Your home directory and scratch space are provided by a 1.2PB Lustre file system. The bulk of the Falcon storage is provided by traditional hard drives, though there is also a smaller pool of solid state disk available.
PI's are limited to 25TB stored on the Lustre file system. This is not a 'hard' limit, but enforced by monitoring the usage. If you have a project that requires more than 25TB to be stored - it can probably be accomodated. Send an email to help@c3plus3.org detailing:
The Falcon Operations Committee will look at your request and either approve or deny based on the current amount of free space in the file system and timeline.
When a client (a compute node from your job) needs to create or access a file, the client queries the metadata server (MDS) and the metadata target (MDT) for the layout and location of the file's stripes. Once the file is opened and the client obtains the striping information, the MDS is no longer involved in the file I/O process. The client interacts directly with the object storage servers (OSSes) and object storage targets (OSTs) to perform I/O operations such as locking, disk allocation, storage, and retrieval.
If multiple clients try to read and write the same part of a file at the same time, the Lustre distributed lock manager enforces coherency so that all clients see consistent results.
Jobs being run on Falcon contend for shared resources in the Lustre filesystem. Each server that is part of a Lustre filesystem can only handle a limited number of I/O requests (read, write, stat, open, close, etc.) per second. An excessive number of such requests, from one or more users and one or more jobs, can lead to contention for storage resources. Contention slows the performance of your applications and weakens the overall health of the Lustre filesystem. To reduce contention and improve performance, please apply the examples below to your compute jobs while working in our high-end computing environment.
The ls -l command displays information such as ownership, permission, and size of all files and directories. The information on ownership and permission metadata is stored on the MDTs. However, the file size metadata is only available from the OSTs. So, the ls -l command issues RPCs to the MDS/MDT and OSSes/OSTs for every file/directory to be listed. RPC requests to the OSSes/OSTs are very costly and can take a long time to complete if there are many files and directories.
Opening a file keeps a lock on the parent directory. When many files in the same directory are to be opened, it creates contention. A better practice is to split a large number of files (in the thousands or more) into multiple subdirectories to minimize contention.

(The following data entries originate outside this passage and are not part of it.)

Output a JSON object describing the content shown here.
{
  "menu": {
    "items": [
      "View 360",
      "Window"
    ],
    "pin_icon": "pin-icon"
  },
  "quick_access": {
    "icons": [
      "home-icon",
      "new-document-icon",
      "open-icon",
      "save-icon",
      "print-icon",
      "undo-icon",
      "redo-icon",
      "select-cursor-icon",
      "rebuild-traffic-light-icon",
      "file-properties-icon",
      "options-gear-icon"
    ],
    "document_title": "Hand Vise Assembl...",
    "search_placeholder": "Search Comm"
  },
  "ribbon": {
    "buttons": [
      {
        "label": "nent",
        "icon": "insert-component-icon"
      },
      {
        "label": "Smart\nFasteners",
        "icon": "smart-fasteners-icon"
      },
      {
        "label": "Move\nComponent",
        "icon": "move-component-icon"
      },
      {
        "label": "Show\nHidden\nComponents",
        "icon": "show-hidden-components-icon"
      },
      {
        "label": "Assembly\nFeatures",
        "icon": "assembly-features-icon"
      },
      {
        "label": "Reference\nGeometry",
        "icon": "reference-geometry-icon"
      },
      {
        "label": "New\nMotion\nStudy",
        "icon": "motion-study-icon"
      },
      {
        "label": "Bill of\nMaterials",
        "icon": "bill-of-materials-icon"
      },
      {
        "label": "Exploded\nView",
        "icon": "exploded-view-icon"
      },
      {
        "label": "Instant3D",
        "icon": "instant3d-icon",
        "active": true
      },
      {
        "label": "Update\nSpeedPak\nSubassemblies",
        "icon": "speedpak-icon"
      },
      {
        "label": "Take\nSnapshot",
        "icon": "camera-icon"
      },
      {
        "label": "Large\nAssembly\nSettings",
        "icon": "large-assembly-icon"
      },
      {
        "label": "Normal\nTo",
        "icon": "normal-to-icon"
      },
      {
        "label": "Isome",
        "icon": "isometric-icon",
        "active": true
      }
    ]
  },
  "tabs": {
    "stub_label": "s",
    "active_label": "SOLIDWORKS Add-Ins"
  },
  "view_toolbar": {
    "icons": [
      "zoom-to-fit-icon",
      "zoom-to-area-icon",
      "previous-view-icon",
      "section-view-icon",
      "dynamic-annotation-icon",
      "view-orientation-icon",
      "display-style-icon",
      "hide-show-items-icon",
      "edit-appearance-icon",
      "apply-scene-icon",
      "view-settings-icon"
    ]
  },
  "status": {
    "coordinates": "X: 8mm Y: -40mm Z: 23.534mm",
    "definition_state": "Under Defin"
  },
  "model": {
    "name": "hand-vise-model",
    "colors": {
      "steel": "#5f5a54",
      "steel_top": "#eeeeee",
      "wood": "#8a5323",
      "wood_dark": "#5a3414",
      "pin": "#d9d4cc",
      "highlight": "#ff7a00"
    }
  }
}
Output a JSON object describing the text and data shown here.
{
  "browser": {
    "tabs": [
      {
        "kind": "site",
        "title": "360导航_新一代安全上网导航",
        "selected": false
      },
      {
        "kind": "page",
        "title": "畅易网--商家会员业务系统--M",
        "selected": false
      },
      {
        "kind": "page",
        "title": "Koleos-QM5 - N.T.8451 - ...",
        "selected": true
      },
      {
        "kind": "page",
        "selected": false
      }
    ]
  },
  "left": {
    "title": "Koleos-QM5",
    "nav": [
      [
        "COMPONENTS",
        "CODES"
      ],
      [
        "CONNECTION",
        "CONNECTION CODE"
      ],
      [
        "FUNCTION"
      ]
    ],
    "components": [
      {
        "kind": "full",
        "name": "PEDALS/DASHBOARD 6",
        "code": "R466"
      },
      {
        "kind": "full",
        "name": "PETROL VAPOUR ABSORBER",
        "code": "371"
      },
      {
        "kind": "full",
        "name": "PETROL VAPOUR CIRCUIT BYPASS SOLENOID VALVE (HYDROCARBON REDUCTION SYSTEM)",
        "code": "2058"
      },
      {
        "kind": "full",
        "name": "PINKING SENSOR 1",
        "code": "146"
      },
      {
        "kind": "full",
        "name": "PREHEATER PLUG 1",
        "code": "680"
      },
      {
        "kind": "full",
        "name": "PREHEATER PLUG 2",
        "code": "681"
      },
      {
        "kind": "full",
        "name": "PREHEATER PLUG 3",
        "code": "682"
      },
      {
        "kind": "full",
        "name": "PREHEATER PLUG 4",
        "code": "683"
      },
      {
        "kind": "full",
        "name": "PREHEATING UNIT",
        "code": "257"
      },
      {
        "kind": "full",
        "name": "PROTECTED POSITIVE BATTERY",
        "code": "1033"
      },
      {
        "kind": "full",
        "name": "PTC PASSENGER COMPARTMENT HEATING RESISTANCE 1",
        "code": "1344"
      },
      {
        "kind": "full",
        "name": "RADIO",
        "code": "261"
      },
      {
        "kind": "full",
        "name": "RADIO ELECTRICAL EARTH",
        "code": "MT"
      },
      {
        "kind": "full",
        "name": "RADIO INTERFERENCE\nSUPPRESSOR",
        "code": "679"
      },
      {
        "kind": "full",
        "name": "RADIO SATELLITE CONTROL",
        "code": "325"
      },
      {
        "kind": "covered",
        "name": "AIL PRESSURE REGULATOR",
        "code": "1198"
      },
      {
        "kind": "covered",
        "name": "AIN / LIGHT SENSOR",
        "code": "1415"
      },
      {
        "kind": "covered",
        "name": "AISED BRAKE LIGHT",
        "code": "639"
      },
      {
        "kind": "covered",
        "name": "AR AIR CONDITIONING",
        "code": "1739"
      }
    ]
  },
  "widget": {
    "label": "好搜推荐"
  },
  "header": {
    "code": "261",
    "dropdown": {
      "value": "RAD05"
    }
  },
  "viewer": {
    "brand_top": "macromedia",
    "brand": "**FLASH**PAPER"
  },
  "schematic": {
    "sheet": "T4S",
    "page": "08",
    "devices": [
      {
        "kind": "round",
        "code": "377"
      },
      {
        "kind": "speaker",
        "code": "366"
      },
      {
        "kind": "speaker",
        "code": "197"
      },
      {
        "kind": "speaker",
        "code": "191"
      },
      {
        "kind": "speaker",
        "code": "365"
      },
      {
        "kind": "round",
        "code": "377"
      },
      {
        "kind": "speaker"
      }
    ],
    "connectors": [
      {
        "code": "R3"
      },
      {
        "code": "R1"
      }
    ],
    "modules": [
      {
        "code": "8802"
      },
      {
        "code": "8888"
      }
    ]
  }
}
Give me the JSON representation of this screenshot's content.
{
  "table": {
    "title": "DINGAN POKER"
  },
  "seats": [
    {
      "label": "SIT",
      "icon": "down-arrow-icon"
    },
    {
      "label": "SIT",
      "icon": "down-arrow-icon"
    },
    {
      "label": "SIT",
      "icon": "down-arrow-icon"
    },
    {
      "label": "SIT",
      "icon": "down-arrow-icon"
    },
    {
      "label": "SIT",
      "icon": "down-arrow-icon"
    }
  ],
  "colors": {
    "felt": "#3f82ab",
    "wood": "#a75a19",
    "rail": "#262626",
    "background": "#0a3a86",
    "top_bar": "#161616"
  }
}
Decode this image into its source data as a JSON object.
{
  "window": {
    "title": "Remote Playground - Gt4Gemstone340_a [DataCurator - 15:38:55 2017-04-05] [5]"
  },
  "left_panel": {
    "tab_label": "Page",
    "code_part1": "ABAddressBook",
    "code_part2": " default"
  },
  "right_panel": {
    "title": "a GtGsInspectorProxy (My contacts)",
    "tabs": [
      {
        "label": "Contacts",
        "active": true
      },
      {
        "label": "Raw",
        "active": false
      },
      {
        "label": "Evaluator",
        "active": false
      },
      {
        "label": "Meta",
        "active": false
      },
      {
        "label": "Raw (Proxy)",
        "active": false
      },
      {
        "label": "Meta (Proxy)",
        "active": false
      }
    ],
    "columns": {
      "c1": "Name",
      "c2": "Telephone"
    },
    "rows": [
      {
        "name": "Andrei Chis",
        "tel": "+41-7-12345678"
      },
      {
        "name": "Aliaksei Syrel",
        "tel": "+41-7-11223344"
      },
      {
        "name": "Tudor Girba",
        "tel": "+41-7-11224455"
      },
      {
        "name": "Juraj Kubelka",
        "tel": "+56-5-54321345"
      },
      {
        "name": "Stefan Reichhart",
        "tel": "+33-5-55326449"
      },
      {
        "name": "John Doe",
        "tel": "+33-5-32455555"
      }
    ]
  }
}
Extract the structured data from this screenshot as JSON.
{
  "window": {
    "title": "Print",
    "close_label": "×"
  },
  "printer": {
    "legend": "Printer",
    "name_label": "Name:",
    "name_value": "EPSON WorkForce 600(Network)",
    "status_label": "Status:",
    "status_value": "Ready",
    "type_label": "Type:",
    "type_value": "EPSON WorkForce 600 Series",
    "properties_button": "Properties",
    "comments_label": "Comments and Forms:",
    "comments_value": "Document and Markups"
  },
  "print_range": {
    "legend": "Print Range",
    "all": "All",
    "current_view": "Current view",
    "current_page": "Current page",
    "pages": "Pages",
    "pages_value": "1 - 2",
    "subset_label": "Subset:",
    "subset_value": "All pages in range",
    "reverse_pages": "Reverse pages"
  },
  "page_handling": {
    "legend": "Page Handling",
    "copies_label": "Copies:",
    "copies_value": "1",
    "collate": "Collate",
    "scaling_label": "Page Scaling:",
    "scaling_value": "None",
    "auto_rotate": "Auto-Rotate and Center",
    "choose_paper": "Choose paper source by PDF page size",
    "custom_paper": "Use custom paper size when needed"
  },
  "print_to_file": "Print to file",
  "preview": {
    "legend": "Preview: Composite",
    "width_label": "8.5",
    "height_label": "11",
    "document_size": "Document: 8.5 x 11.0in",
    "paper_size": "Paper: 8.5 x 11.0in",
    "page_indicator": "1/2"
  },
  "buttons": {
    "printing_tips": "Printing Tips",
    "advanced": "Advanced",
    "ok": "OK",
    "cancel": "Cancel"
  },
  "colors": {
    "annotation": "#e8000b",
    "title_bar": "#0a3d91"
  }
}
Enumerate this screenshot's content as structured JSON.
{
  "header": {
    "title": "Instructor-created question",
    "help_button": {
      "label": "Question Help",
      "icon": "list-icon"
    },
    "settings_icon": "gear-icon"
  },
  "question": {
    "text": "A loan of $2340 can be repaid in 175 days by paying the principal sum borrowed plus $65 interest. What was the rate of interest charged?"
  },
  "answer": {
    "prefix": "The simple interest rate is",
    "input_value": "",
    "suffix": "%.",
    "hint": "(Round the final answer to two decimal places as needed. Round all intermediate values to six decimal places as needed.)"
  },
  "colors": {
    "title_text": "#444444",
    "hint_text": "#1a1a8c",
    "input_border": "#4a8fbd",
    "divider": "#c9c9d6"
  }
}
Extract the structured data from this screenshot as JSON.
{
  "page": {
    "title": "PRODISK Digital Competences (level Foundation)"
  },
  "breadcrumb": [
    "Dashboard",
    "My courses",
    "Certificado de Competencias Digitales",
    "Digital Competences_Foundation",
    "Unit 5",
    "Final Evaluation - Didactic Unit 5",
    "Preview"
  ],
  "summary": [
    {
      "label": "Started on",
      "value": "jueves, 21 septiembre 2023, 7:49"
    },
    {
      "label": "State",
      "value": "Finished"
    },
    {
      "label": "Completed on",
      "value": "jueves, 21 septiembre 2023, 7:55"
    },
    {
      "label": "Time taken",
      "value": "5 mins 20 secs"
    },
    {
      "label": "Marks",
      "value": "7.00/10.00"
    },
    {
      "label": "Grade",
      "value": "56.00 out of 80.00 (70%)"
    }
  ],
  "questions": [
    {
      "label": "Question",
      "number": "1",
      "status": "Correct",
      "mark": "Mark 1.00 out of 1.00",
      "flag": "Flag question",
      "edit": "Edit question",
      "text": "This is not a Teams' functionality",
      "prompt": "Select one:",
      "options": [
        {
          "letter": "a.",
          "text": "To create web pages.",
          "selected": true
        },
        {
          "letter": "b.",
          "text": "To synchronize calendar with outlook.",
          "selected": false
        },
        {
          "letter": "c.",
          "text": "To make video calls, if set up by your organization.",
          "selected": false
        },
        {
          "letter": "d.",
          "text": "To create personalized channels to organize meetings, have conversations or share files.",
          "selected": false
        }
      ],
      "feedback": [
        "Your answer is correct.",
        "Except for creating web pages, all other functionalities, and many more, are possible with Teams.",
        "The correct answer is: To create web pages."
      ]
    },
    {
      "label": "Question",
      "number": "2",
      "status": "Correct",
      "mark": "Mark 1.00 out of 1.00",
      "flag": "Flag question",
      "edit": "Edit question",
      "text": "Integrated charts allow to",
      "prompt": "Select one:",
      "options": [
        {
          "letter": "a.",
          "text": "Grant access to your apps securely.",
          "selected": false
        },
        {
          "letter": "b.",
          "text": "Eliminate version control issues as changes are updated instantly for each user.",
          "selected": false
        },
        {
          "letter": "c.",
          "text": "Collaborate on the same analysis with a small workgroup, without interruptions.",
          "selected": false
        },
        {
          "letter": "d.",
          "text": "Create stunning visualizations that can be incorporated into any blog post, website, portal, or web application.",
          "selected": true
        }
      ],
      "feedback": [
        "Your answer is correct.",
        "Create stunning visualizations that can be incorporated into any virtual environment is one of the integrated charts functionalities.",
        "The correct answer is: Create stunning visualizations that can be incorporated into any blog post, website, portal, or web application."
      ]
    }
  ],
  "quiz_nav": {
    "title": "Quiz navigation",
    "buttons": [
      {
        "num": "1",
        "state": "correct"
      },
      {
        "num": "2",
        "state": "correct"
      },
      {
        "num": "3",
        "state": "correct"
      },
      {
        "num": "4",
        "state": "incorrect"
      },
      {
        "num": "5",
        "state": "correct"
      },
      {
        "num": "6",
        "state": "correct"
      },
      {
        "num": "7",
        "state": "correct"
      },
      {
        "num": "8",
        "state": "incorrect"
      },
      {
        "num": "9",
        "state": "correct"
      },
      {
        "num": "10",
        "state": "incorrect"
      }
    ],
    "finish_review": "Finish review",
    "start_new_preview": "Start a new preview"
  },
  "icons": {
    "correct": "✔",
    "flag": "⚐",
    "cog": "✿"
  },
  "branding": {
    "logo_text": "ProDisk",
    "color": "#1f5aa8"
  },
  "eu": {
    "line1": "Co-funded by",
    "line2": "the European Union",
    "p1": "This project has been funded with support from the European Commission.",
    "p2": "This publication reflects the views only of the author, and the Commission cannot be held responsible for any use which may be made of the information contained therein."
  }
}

Accessing small files on the Lustre filesystem is not efficient, expect less performance or use the lfs setstripe command to move your small files to the SSD pool following this example:
Create a new directory, and set the "striping":
username.ui@ondemand ~ * mkdir faster
username.ui@ondemand ~ * lfs setstripe --pool lfs.ssd faster
username.ui@ondemand ~ * lfs getstripe faster
faster
stripe_count: 1 stripe_size: 1048576 pattern: raid0 stripe_offset: -1 pool: ssd
username.ui@ondemand ~ *
Only newly created files in that directory will be on the SSDs - so you need to do a 'cp' operation to put the data there, not a 'mv'
cp ~/some/data ~/faster/
Please only put small datasets or binary files (Python virtual environments, miniconda) in the SSD pool.
On Lustre filesystems, if multiple processes try to open the same file(s), some processes will not able to find the file(s) and your job will fail.
The source code can be modified to call the sleep function between I/O operations. This will reduce the occurrence of multiple, simultaneous access attempts to the same file from different processes.
100 open(unit,file='filename',IOSTAT=ierr)
if (ierr.ne.0) then
...
call sleep(1)
go to 100
endif
When opening a read-only file in Fortran, use ACTION='read' instead of the default ACTION='readwrite'. The former will reduce contention by not locking the file.
open(unit,file='filename',ACTION='READ',IOSTAT=ierr)
Opening files and closing files incur overhead and repetitive open/close should be avoided.
If you intend to open the files for read only, make sure to use ACTION='READ' (or the equivalent for the language you are using) in the open statement. If possible, read the files once each and save the results, instead of reading the files repeatedly.
If you intend to write to a file many times during a run, open the file once at the beginning of the run. When all writes are done, close the file at the end of the run.